The forming of shapes or openings in moving strip sheet material has usually been confined in the past to forming longitudinal formations by what is called roll forming. Various different methods have been proposed for forming openings, or transverse formations, in moving strip material. In simple cases, a series of stationary presses are located along a production line and a piece of strip material is moved along in a start-stop fashion. Every time the material stops in registration with a press, the press closes and makes a formation after which the press opens and the material moves once more. However, these systems are relatively slow, since the material must stop at each press, and start again, for each formation.

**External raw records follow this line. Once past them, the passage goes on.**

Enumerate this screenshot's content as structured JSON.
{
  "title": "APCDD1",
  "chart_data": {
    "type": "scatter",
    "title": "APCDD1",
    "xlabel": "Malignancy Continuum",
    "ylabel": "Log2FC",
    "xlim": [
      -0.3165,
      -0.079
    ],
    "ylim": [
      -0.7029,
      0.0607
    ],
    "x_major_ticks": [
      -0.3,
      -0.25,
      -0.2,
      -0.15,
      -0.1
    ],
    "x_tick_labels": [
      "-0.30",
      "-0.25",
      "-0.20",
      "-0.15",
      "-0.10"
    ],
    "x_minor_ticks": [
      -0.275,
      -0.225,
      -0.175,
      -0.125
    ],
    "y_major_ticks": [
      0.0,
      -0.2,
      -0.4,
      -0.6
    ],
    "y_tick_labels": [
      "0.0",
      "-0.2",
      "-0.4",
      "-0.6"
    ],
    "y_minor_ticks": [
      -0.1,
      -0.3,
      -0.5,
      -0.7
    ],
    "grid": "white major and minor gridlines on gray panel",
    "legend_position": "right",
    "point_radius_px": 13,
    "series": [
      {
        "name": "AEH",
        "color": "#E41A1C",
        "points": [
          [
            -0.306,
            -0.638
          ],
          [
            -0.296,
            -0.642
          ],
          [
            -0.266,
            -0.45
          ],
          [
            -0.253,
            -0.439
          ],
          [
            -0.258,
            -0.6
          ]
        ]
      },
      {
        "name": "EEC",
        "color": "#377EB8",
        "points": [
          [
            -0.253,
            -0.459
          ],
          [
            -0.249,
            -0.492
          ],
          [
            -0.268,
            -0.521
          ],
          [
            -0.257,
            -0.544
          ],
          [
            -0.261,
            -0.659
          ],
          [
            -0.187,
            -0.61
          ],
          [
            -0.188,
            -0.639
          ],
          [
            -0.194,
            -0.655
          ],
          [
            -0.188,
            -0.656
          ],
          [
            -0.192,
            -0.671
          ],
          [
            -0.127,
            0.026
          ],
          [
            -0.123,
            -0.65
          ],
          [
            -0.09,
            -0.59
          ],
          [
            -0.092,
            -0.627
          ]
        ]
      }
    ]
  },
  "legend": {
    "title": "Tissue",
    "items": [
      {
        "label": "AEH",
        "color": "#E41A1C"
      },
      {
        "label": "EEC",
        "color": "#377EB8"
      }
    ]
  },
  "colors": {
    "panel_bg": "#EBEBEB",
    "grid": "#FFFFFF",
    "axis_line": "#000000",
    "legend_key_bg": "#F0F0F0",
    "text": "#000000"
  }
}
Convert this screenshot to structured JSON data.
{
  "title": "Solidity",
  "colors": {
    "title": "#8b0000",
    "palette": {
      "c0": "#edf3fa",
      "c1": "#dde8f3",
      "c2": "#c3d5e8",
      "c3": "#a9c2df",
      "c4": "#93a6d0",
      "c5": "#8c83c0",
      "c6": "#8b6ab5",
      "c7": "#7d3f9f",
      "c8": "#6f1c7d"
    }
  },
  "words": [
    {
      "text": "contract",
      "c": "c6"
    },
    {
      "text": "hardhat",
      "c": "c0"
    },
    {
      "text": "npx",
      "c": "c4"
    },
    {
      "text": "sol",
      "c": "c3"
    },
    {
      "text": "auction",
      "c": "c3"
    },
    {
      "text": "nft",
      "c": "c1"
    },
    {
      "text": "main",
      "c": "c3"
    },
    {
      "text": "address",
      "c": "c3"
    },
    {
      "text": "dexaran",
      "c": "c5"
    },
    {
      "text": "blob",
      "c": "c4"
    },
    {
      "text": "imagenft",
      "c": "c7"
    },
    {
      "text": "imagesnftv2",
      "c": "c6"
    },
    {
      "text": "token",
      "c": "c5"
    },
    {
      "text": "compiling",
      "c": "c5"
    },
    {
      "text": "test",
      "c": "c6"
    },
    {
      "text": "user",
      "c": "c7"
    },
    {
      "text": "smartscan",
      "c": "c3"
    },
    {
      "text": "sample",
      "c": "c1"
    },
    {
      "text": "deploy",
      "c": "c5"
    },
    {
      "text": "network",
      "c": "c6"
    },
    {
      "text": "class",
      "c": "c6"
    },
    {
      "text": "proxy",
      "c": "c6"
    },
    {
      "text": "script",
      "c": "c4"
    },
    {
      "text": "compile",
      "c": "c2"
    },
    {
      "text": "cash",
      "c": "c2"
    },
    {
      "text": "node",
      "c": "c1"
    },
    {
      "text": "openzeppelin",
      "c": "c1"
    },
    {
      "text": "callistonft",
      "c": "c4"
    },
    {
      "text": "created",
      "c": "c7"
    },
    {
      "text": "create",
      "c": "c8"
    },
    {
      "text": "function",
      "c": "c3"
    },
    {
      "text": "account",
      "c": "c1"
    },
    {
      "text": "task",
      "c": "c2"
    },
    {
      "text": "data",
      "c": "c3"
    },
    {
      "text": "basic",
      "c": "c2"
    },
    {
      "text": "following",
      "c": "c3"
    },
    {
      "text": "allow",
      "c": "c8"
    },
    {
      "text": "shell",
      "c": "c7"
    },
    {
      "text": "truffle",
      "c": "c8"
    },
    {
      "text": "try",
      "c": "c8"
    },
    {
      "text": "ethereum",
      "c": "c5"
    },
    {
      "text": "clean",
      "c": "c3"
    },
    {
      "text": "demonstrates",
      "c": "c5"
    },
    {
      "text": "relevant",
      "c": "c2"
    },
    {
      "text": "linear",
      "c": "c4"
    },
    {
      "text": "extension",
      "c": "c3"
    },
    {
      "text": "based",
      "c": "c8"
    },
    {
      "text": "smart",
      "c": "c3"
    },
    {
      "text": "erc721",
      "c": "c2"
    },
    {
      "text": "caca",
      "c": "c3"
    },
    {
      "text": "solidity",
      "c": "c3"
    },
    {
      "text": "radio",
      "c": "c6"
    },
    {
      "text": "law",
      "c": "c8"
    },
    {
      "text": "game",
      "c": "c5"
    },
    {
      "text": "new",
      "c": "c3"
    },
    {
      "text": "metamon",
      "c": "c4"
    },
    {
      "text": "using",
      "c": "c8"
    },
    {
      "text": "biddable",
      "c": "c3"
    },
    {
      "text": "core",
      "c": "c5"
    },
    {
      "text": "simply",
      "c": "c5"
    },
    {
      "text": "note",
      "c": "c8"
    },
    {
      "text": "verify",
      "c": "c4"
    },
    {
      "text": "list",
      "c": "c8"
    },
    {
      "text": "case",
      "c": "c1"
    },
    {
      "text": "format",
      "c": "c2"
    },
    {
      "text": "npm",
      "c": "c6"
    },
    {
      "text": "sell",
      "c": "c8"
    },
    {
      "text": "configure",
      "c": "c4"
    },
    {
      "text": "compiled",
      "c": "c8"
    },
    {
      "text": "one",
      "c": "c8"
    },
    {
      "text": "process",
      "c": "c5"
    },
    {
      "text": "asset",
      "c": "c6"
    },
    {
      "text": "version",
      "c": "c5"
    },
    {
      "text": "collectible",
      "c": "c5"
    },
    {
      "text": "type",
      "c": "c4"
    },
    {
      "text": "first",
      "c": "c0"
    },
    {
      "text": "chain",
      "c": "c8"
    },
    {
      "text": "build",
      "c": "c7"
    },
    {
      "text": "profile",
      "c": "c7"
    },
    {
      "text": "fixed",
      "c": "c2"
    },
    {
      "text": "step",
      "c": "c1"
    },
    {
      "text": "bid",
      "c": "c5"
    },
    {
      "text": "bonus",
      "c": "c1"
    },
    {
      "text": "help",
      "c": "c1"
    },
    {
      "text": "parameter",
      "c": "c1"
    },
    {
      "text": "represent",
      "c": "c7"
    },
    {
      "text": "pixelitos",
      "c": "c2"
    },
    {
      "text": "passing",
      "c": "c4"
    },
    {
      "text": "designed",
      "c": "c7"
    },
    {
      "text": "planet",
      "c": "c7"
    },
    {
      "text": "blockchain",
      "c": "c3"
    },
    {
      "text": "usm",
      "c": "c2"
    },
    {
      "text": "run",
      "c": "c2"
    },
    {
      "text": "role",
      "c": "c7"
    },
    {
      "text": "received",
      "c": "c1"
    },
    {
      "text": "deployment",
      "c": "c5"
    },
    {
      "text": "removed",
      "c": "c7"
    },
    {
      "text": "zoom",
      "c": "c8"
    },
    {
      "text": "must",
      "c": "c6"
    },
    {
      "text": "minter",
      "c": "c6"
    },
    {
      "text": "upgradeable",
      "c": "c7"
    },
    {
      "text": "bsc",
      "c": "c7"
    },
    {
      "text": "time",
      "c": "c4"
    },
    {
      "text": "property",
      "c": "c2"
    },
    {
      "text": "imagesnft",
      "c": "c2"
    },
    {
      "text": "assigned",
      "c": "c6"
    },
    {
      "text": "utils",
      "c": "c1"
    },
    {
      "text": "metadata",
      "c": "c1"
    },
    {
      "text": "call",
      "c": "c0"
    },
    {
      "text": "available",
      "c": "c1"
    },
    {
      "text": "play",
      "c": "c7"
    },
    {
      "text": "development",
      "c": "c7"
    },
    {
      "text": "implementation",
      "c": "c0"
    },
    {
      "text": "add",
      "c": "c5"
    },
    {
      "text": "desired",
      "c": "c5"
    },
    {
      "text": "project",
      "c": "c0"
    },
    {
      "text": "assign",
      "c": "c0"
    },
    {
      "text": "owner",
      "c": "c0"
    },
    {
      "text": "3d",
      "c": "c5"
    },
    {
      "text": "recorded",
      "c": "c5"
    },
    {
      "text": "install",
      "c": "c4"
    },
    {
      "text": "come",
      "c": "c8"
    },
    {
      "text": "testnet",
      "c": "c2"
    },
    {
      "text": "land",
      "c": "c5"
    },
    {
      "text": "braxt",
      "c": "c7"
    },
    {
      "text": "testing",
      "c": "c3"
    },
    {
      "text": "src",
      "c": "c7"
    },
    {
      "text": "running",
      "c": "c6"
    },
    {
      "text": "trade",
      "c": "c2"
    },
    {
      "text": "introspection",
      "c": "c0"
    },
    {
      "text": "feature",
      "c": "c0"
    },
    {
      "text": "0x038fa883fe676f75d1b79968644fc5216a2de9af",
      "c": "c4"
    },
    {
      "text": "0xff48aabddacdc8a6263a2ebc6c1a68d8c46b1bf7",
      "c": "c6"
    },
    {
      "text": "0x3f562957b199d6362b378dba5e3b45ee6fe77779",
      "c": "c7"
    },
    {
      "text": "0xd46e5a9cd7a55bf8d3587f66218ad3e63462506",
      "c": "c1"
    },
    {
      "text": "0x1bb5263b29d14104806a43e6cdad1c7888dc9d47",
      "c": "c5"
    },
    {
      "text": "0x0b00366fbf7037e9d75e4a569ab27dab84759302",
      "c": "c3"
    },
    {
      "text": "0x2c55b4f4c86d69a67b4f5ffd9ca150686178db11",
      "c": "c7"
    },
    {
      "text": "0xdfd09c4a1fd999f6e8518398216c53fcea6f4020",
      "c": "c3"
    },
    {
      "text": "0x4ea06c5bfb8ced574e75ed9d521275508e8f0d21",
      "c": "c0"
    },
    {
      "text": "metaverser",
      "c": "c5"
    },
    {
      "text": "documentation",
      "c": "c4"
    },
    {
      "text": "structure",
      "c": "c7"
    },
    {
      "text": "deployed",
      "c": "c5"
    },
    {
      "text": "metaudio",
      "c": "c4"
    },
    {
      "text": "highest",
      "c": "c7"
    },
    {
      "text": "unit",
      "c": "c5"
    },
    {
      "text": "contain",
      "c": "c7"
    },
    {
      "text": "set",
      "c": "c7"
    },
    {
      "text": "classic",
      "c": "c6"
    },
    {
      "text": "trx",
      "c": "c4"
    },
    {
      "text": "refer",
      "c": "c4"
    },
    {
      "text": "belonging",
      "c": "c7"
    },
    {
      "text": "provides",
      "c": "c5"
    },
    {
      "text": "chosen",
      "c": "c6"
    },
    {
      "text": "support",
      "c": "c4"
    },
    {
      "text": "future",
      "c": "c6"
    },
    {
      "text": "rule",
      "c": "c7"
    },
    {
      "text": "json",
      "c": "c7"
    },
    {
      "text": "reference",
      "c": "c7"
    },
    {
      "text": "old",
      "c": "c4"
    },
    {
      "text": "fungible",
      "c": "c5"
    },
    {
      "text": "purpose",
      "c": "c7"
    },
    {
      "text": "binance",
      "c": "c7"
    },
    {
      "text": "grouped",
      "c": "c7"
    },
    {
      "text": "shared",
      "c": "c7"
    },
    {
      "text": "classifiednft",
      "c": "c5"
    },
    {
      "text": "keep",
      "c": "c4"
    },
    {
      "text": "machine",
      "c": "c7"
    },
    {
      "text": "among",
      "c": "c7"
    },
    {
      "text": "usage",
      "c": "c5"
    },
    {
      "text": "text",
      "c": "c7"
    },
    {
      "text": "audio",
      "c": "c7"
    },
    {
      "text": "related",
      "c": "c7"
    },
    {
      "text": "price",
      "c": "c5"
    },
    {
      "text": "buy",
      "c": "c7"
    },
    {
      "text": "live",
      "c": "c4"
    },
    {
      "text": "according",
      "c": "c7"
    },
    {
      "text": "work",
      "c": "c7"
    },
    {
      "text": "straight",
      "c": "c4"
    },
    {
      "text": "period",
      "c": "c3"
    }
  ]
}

Another system is the use of flying dies. These flying dies are somewhat similar to flying shears used in roll forming of continuously moving strip material. Various forms of piercing or forming dies can be placed on a flying die apparatus, and the strip material can move slowly through the flying die apparatus. By suitable movement mechanisms in the die apparatus the dies are first of all accelerated up to the speed of the moving material. And they are then closed on the material while the material is moving. The dies must then be opened again and returned to their starting position.
This system again is relatively slow, since the flying die apparatus must move forwardly and backwardly along the axis of the moving sheet metal in a repetitive manner.
Certain improved systems for rotary forming are shown in U.S. Pat. No. 4,732,028, dated Mar. 22, 1988, inventor E. R. Bodnar.
In this system two rotary die carriers are provided with a plurality of separate die supports each having dies mounted on the supports. There are upper and lower dies, to operate on both sides of the sheet of metal, and the upper and the lower rotary carriers had to be carefully synchronised to ensure that each pair of dies are closed and opened on the sheet of metal in precise registration. However, this system required that each of the die supports be rotatable relative to the rotary carriers. Consequently, some form of guide means had to be provided to guide the rotary die supports so that they came into registration with one another, and just prior to closing on the metal and remained in registration until they had opened again.
The system provided die support guides which guided the leading and the trailing edges of each die support by means of guide pins and end guide cams for guiding the pins so as to ensure such registration. The end guide cams were located at opposite ends of the die carriers. One guide cam guided the leading guide pins and the other guide cam guided the trailing guide pin, of each die support. This arrangement was therefore relatively complex to engineer and build.
Another of the problems with this system was that when the system was used for piercing openings in the sheet of metal, the blanks or slugs or a sheet of metal which had been removed from the opening tended to remain in the dies, and there was some difficulty in ensuring that they were removed.
The die carriers themselves were rotatably mounted on bearings at each side of the carriers, and were suitably driven through gear means known in the art. However, the die supports were supported in generally semi-cylindrically shaped transverse grooves formed along the length of the die carriers, and it was found to be somewhat of a problem to both lubricate the semi-cylindrical grooves and at the same time keep them free of dirt and other contaminants.
A still further problem associated with the earlier apparatus described is the problem of matching the rotary movement of the dies with the linear movement of the workpiece. The linear movement of the workpiece is constant and unchanging. However, it is obvious that the rotary movement of the die supports, and their dies, causes their linear speed to go through a slight change from a point just before contact with the workpiece, and during contact, and to a point just after contact with the workpiece where the dies separate once more.
During dead centre contact, the dies are clearly moving at the same linear speed as the sheet metal strip workpiece, and for that instant, in the same linear direction. However, just before the dies contact the workpiece, they are still moving angularly towards the workpiece. The linear speed of the two dies at this point is thus slightly less than the linear speed of the workpiece.
Similarly, after closure, as the two dies start to separate from the workpiece, their linear speed relative to the workpiece tends to slow down.
This effect is of little importance where the workpiece is thin, and where the depth of the formation is relatively slight. However, with a thicker workpiece or where the depth of the formation is greater, then the reduced speed of the dies before and after closing relative to the workpiece, will either damage the workpiece or the dies or both. As a result, some attempt must be made to accommodate a linear translation of the dies relative to the workpiece so that they can temporarily speed up just prior to closing and speed up again just after opening.
For all of these reasons, it is desirable to provide a rotary apparatus for forming continuously moving strip sheet material in which the design and operation of the die supports and the die carriers is improved and the problem of contamination and lubrication is removed, and in which the problem of knocking out the slugs is improved, and in which the problems relating to the matching of the speed of the dies with the sheet material is solved, and in which the guiding of the die supports is carried out in a simpler and more effective manner.